MRI after surgery was normal and there were no visual field abnormalities. Pituitary function tests were normal. Follow up after three years has been excellent; the menses were regular and there was no evidence of pituitary insufficiency and/or disease recurrence.
Three distinct clinicopathological entities of primary hypophysitis have been described. These are—in decreasing order of occurrence—lymphocytic hypophysitis, granulomatous hypophysitis, and xanthomatous hypophysitis.

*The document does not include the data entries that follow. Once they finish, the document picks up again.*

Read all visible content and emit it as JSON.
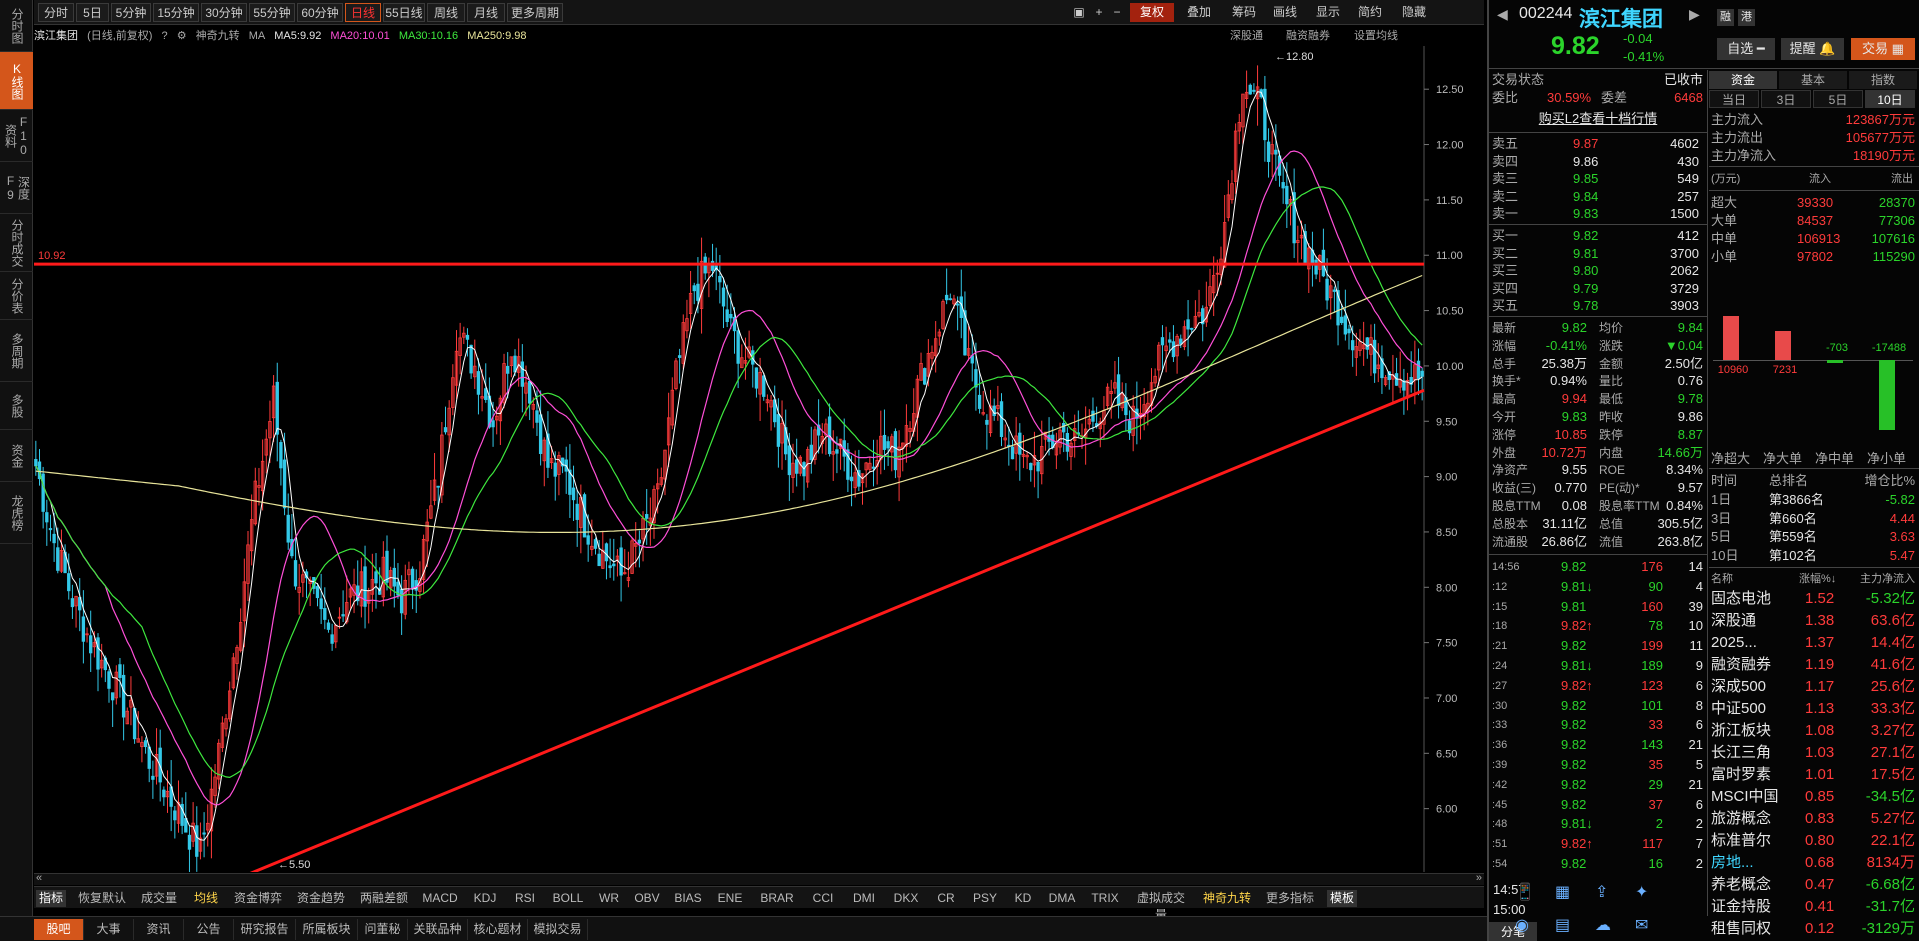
{
  "left_tabs": [
    "分时图",
    "K线图",
    "F10资料",
    "深度F9",
    "分时成交",
    "分价表",
    "多周期",
    "多股",
    "资金",
    "龙虎榜"
  ],
  "period_tabs": [
    "分时",
    "5日",
    "5分钟",
    "15分钟",
    "30分钟",
    "55分钟",
    "60分钟",
    "日线",
    "55日线",
    "周线",
    "月线",
    "更多周期"
  ],
  "active_period": "日线",
  "toolbar": {
    "fuquan": "复权",
    "overlay": "叠加",
    "chouma": "筹码",
    "draw": "画线",
    "display": "显示",
    "simple": "简约",
    "hide": "隐藏"
  },
  "infobar": {
    "name": "滨江集团",
    "mode": "(日线,前复权)",
    "indicator": "神奇九转",
    "ma": "MA",
    "ma5": "MA5:9.92",
    "ma20": "MA20:10.01",
    "ma30": "MA30:10.16",
    "ma250": "MA250:9.98",
    "link1": "深股通",
    "link2": "融资融券",
    "link3": "设置均线"
  },
  "chart_data": {
    "type": "line",
    "yticks": [
      "12.50",
      "12.00",
      "11.50",
      "11.00",
      "10.50",
      "10.00",
      "9.50",
      "9.00",
      "8.50",
      "8.00",
      "7.50",
      "7.00",
      "6.50",
      "6.00"
    ],
    "ylim": [
      5.5,
      12.8
    ],
    "hline_label": "10.92",
    "hline_value": 10.92,
    "high_label": "12.80",
    "low_label": "5.50",
    "close_series": [
      9.1,
      8.4,
      7.9,
      7.5,
      7.2,
      6.9,
      6.5,
      6.2,
      5.9,
      5.6,
      6.5,
      7.6,
      8.8,
      9.7,
      8.2,
      7.9,
      7.6,
      7.9,
      8.0,
      8.1,
      7.9,
      8.2,
      9.0,
      10.3,
      10.0,
      9.5,
      10.2,
      9.8,
      9.1,
      9.0,
      8.6,
      8.3,
      8.1,
      8.4,
      8.8,
      9.9,
      10.7,
      10.9,
      10.3,
      10.0,
      9.8,
      9.2,
      9.1,
      9.4,
      9.2,
      9.0,
      9.3,
      9.2,
      9.7,
      10.2,
      10.7,
      10.0,
      9.6,
      9.4,
      9.1,
      9.2,
      9.4,
      9.3,
      9.6,
      9.7,
      9.5,
      9.9,
      10.2,
      10.4,
      10.5,
      11.3,
      12.6,
      12.3,
      11.6,
      11.2,
      10.9,
      10.6,
      10.3,
      10.1,
      10.0,
      9.9
    ]
  },
  "bottom_indicators": [
    "指标",
    "恢复默认",
    "成交量",
    "均线",
    "资金博弈",
    "资金趋势",
    "两融差额",
    "MACD",
    "KDJ",
    "RSI",
    "BOLL",
    "WR",
    "OBV",
    "BIAS",
    "ENE",
    "BRAR",
    "CCI",
    "DMI",
    "DKX",
    "CR",
    "PSY",
    "KD",
    "DMA",
    "TRIX",
    "虚拟成交量",
    "神奇九转",
    "更多指标",
    "模板"
  ],
  "bottom_tabs": [
    "股吧",
    "大事",
    "资讯",
    "公告",
    "研究报告",
    "所属板块",
    "问董秘",
    "关联品种",
    "核心题材",
    "模拟交易"
  ],
  "stock": {
    "code": "002244",
    "name": "滨江集团",
    "price": "9.82",
    "change": "-0.04",
    "pct": "-0.41%",
    "btn_rong": "融",
    "btn_gang": "港",
    "zixuan": "自选",
    "tixing": "提醒",
    "jiaoyi": "交易"
  },
  "status": {
    "label": "交易状态",
    "value": "已收市",
    "weibi_label": "委比",
    "weibi": "30.59%",
    "weicha_label": "委差",
    "weicha": "6468",
    "buy_l2": "购买L2查看十档行情"
  },
  "asks": [
    [
      "卖五",
      "9.87",
      "4602"
    ],
    [
      "卖四",
      "9.86",
      "430"
    ],
    [
      "卖三",
      "9.85",
      "549"
    ],
    [
      "卖二",
      "9.84",
      "257"
    ],
    [
      "卖一",
      "9.83",
      "1500"
    ]
  ],
  "bids": [
    [
      "买一",
      "9.82",
      "412"
    ],
    [
      "买二",
      "9.81",
      "3700"
    ],
    [
      "买三",
      "9.80",
      "2062"
    ],
    [
      "买四",
      "9.79",
      "3729"
    ],
    [
      "买五",
      "9.78",
      "3903"
    ]
  ],
  "quote": [
    [
      "最新",
      "9.82",
      "均价",
      "9.84"
    ],
    [
      "涨幅",
      "-0.41%",
      "涨跌",
      "▼0.04"
    ],
    [
      "总手",
      "25.38万",
      "金额",
      "2.50亿"
    ],
    [
      "换手*",
      "0.94%",
      "量比",
      "0.76"
    ],
    [
      "最高",
      "9.94",
      "最低",
      "9.78"
    ],
    [
      "今开",
      "9.83",
      "昨收",
      "9.86"
    ],
    [
      "涨停",
      "10.85",
      "跌停",
      "8.87"
    ],
    [
      "外盘",
      "10.72万",
      "内盘",
      "14.66万"
    ],
    [
      "净资产",
      "9.55",
      "ROE",
      "8.34%"
    ],
    [
      "收益(三)",
      "0.770",
      "PE(动)*",
      "9.57"
    ],
    [
      "股息TTM",
      "0.08",
      "股息率TTM",
      "0.84%"
    ],
    [
      "总股本",
      "31.11亿",
      "总值",
      "305.5亿"
    ],
    [
      "流通股",
      "26.86亿",
      "流值",
      "263.8亿"
    ]
  ],
  "ticks": [
    [
      "14:56",
      "9.82",
      "176",
      "14"
    ],
    [
      ":12",
      "9.81↓",
      "90",
      "4"
    ],
    [
      ":15",
      "9.81",
      "160",
      "39"
    ],
    [
      ":18",
      "9.82↑",
      "78",
      "10"
    ],
    [
      ":21",
      "9.82",
      "199",
      "11"
    ],
    [
      ":24",
      "9.81↓",
      "189",
      "9"
    ],
    [
      ":27",
      "9.82↑",
      "123",
      "6"
    ],
    [
      ":30",
      "9.82",
      "101",
      "8"
    ],
    [
      ":33",
      "9.82",
      "33",
      "6"
    ],
    [
      ":36",
      "9.82",
      "143",
      "21"
    ],
    [
      ":39",
      "9.82",
      "35",
      "5"
    ],
    [
      ":42",
      "9.82",
      "29",
      "21"
    ],
    [
      ":45",
      "9.82",
      "37",
      "6"
    ],
    [
      ":48",
      "9.81↓",
      "2",
      "2"
    ],
    [
      ":51",
      "9.82↑",
      "117",
      "7"
    ],
    [
      ":54",
      "9.82",
      "16",
      "2"
    ]
  ],
  "tick_times": [
    "14:57",
    "15:00"
  ],
  "fenbi": "分笔",
  "fund_tabs": [
    "资金",
    "基本",
    "指数"
  ],
  "day_tabs": [
    "当日",
    "3日",
    "5日",
    "10日"
  ],
  "flows": [
    [
      "主力流入",
      "123867万元"
    ],
    [
      "主力流出",
      "105677万元"
    ],
    [
      "主力净流入",
      "18190万元"
    ]
  ],
  "flow_head": [
    "(万元)",
    "流入",
    "流出"
  ],
  "flow_rows": [
    [
      "超大",
      "39330",
      "28370"
    ],
    [
      "大单",
      "84537",
      "77306"
    ],
    [
      "中单",
      "106913",
      "107616"
    ],
    [
      "小单",
      "97802",
      "115290"
    ]
  ],
  "net_bars": {
    "labels": [
      "净超大",
      "净大单",
      "净中单",
      "净小单"
    ],
    "values": [
      10960,
      7231,
      -703,
      -17488
    ],
    "texts": [
      "10960",
      "7231",
      "-703",
      "-17488"
    ]
  },
  "rank_head": [
    "时间",
    "总排名",
    "增仓比%"
  ],
  "ranks": [
    [
      "1日",
      "第3866名",
      "-5.82"
    ],
    [
      "3日",
      "第660名",
      "4.44"
    ],
    [
      "5日",
      "第559名",
      "3.63"
    ],
    [
      "10日",
      "第102名",
      "5.47"
    ]
  ],
  "sector_head": [
    "名称",
    "涨幅%↓",
    "主力净流入"
  ],
  "sectors": [
    [
      "固态电池",
      "1.52",
      "-5.32亿"
    ],
    [
      "深股通",
      "1.38",
      "63.6亿"
    ],
    [
      "2025...",
      "1.37",
      "14.4亿"
    ],
    [
      "融资融券",
      "1.19",
      "41.6亿"
    ],
    [
      "深成500",
      "1.17",
      "25.6亿"
    ],
    [
      "中证500",
      "1.13",
      "33.3亿"
    ],
    [
      "浙江板块",
      "1.08",
      "3.27亿"
    ],
    [
      "长江三角",
      "1.03",
      "27.1亿"
    ],
    [
      "富时罗素",
      "1.01",
      "17.5亿"
    ],
    [
      "MSCI中国",
      "0.85",
      "-34.5亿"
    ],
    [
      "旅游概念",
      "0.83",
      "5.27亿"
    ],
    [
      "标准普尔",
      "0.80",
      "22.1亿"
    ],
    [
      "房地...",
      "0.68",
      "8134万"
    ],
    [
      "养老概念",
      "0.47",
      "-6.68亿"
    ],
    [
      "证金持股",
      "0.41",
      "-31.7亿"
    ],
    [
      "租售同权",
      "0.12",
      "-3129万"
    ]
  ],
  "time_now": "14:57"
}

Lymphocytic hypophysitis is encountered predominantly in women in the third and fourth decade of life, during late pregnancy, or early postpartum. It may present with headache and visual impairment. Hypopituitarism is present in 60% to 70% of cases. In 95% of cases MRI shows a solid homogeneous pituitary mass and occasionally suprasellar extension. Further radiological features of lymphocytic hypophysitis include loss of the bright spot in the posterior pituitary and thickening of the pituitary stalk. Although the aetiology of lymphocytic hypophysitis remains unknown there is evidence of an autoimmune origin as well as an association with other autoimmune disorders.2 Of the latter the most common is lymphocytic thyroiditis.
Granulomatous hypophysitis accounts for fewer than 1% of cases of all pituitary disorders and is equally distributed between the sexes (usually women are in the third decade while men are in the fifth decade of life). It can either be an isolated lesion or part of a systemic disease, such as sarcoidosis. On imaging granulomatous hypophysitis presents with mixed solid and cystic features.
Xanthomatous hypophysitis is the least common form of hypophysitis. It does not show any sex predominance and on imaging studies appears cystic.
Our patient, being an adolescent, is younger than the typical patient with lymphocytic hypophysitis, since few cases in children and adolescents have been reported.3,4 Moreover, her disease was not linked to pregnancy. Additionally, on MRI the pituitary lesion appeared cystic, a feature encountered in granulomatous hypophysitis, xanthomatous hypophysitis, and craniopharyngioma but uncommon in lymphocytic hypophysitis.